Bardot married four times and broke hundreds of hearts. She had a child and then discovered she wasn’t cut out to be a mother, leaving her son to be brought up by his father. But she wasn’t just acting out her rebellious impulses.
De Beauvoir:
“Bardot is neither rebellious nor immoral; this is why morality hasn’t got a chance with her. Good and Evil are part of the conventions she wouldn’t even dream of respecting. She doesn’t try to shock or provoke. She makes no demands. She has no idea what her rights or her duties could be. She follows her inclinations. She eats when she’s hungry and makes love as simply. She does what she pleases and this is what is so troubling.”
Bardot is an Existentialist icon. Her best quality, in typical French fashion, was that she doesn’t care much. She didn’t really want to be an actor, a singer or a sex symbol, it just happened. The woman she was in 1956 was already a modern woman. Her beauty and honesty made her very subversive. Religious Conservatives claimed that her films contributed to the breakdown of society.
Film director Louis Malle:
“When we were filming together in a shopping arcade in Lausanne, a woman in a fur coat came up while Bardot was acting, spat full in her face and screamed ‘You are undermining the bourgeoisie’.”
Bardot turned away from films because of her love of animals. She established her Foundation For The Protection of Distressed Animals in the mid-1970s. In 1987, she founded The Brigitte Bardot Foundation For The Welfare And Protection Of Animals. Her work has led to Europe banning the importation of seal fur and the French government banning ivory imports.

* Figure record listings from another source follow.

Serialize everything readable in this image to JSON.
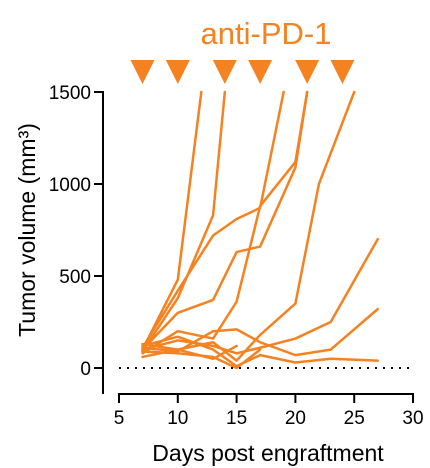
{
  "chart_data": {
    "type": "line",
    "title": "anti-PD-1",
    "xlabel": "Days post engraftment",
    "ylabel": "Tumor volume (mm³)",
    "xlim": [
      5,
      30
    ],
    "ylim": [
      0,
      1500
    ],
    "xticks": [
      5,
      10,
      15,
      20,
      25,
      30
    ],
    "yticks": [
      0,
      500,
      1000,
      1500
    ],
    "reference_line": {
      "y": 0,
      "style": "dotted"
    },
    "treatment_days": [
      7,
      10,
      14,
      17,
      21,
      24
    ],
    "color": "#F58220",
    "series": [
      {
        "x": [
          7,
          10,
          12
        ],
        "y": [
          100,
          480,
          1500
        ]
      },
      {
        "x": [
          7,
          10,
          13,
          14
        ],
        "y": [
          90,
          380,
          830,
          1500
        ]
      },
      {
        "x": [
          7,
          10,
          13,
          15,
          17,
          19
        ],
        "y": [
          110,
          420,
          720,
          810,
          870,
          1500
        ]
      },
      {
        "x": [
          7,
          10,
          13,
          15,
          17,
          20,
          21
        ],
        "y": [
          100,
          300,
          370,
          630,
          660,
          1090,
          1500
        ]
      },
      {
        "x": [
          7,
          10,
          13,
          15,
          17,
          20,
          21
        ],
        "y": [
          80,
          200,
          160,
          360,
          880,
          1120,
          1500
        ]
      },
      {
        "x": [
          7,
          10,
          13,
          15,
          17,
          20,
          22,
          25
        ],
        "y": [
          60,
          100,
          140,
          40,
          180,
          350,
          1000,
          1500
        ]
      },
      {
        "x": [
          7,
          10,
          13,
          15,
          17,
          20,
          23,
          27
        ],
        "y": [
          100,
          150,
          120,
          80,
          110,
          160,
          250,
          700
        ]
      },
      {
        "x": [
          7,
          10,
          13,
          15,
          17,
          20,
          23,
          27
        ],
        "y": [
          110,
          90,
          200,
          210,
          140,
          70,
          100,
          320
        ]
      },
      {
        "x": [
          7,
          10,
          13,
          15,
          17,
          20,
          23,
          27
        ],
        "y": [
          120,
          170,
          100,
          10,
          70,
          30,
          50,
          40
        ]
      },
      {
        "x": [
          7,
          10,
          13,
          15,
          17
        ],
        "y": [
          90,
          80,
          60,
          0,
          100
        ]
      },
      {
        "x": [
          7,
          10,
          13,
          15
        ],
        "y": [
          130,
          100,
          50,
          120
        ]
      }
    ]
  }
}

“Animals have never betrayed me. They are an easy prey, as I have been throughout my career. So, we feel the same. I love them.”
Here’s the bad part: Bardot has also had to appear before the French courts over the years for making anti-Muslim remarks. Partly she was protesting the ritual slaughtering of sheep by Muslims as part of the festival of Eid al-Adha. In the 21st century, she has faced French judges five times for allegedly inciting racial hatred and paid a lot of money in fines to the government.

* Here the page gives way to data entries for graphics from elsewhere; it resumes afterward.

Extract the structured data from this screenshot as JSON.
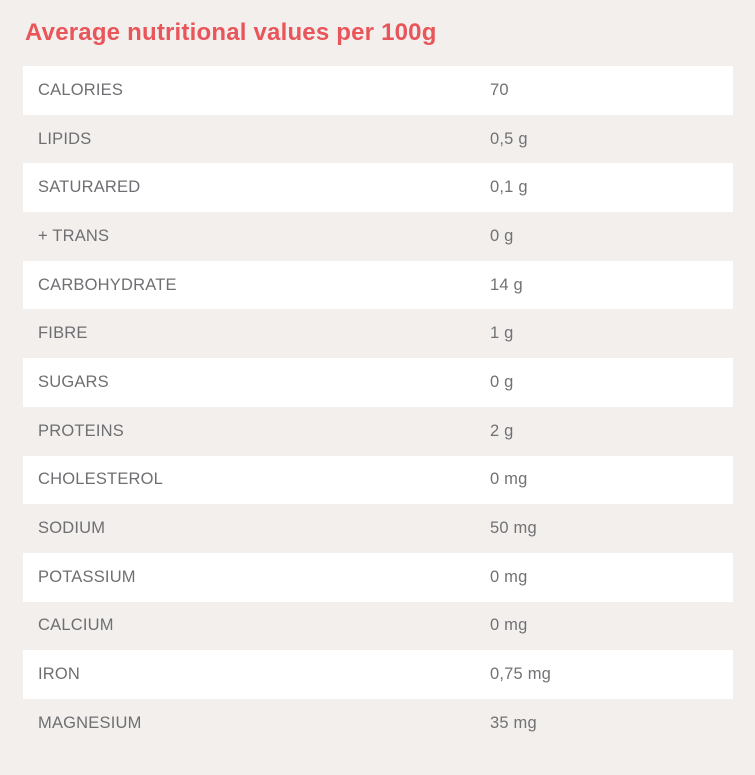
{
  "title": "Average nutritional values per 100g",
  "colors": {
    "accent": "#e8555b",
    "page_background": "#f3efec",
    "row_alternate_background": "#ffffff",
    "row_text": "#6e6f72"
  },
  "table": {
    "rows": [
      {
        "label": "CALORIES",
        "value": "70"
      },
      {
        "label": "LIPIDS",
        "value": "0,5 g"
      },
      {
        "label": "SATURARED",
        "value": "0,1 g"
      },
      {
        "label": "+ TRANS",
        "value": "0 g"
      },
      {
        "label": "CARBOHYDRATE",
        "value": "14 g"
      },
      {
        "label": "FIBRE",
        "value": "1 g"
      },
      {
        "label": "SUGARS",
        "value": "0 g"
      },
      {
        "label": "PROTEINS",
        "value": "2 g"
      },
      {
        "label": "CHOLESTEROL",
        "value": "0 mg"
      },
      {
        "label": "SODIUM",
        "value": "50 mg"
      },
      {
        "label": "POTASSIUM",
        "value": "0 mg"
      },
      {
        "label": "CALCIUM",
        "value": "0 mg"
      },
      {
        "label": "IRON",
        "value": "0,75 mg"
      },
      {
        "label": "MAGNESIUM",
        "value": "35 mg"
      }
    ]
  }
}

Bardot denies reports that she is prejudiced against LGBTQ people, claiming her best friends, as well as most of the men working for her, are gay:
“Apart from my husband, who maybe will cross over one day as well, I am surrounded by gays. For years they have been my support, my friends, my adopted children, my confidantes. Homosexuals are human beings like any other with qualities and faults.”
But, in her memoir A Cry In The Silence (2012), Bardot writes:
“Gays jiggle their bottoms, put their little fingers in the air and with their little castrato voices moan about what those ghastly heteros put them through.”
Bardot is being honored on her birthday with an 8 foot statue in Sainte-Tropez where she filmed And God Created Woman. She moved in 1958 and has lived in a villa there ever since. The statue will live in front of the local film museum, Le Musée de la Gendarmerie et du Cinéma.
Now a recluse, Bardot will not attend the dedication ceremony herself, instead sending her husband Bernard d’Ormale. Nevertheless, she handwrote a note to the citizens of Sainte Tropez:
“With tears in my eyes, I’m writing to you all to say a big thank you from me for giving me this immense honor of a magnificent statue that immortalizes the woman that God created in Saint Tropez!!”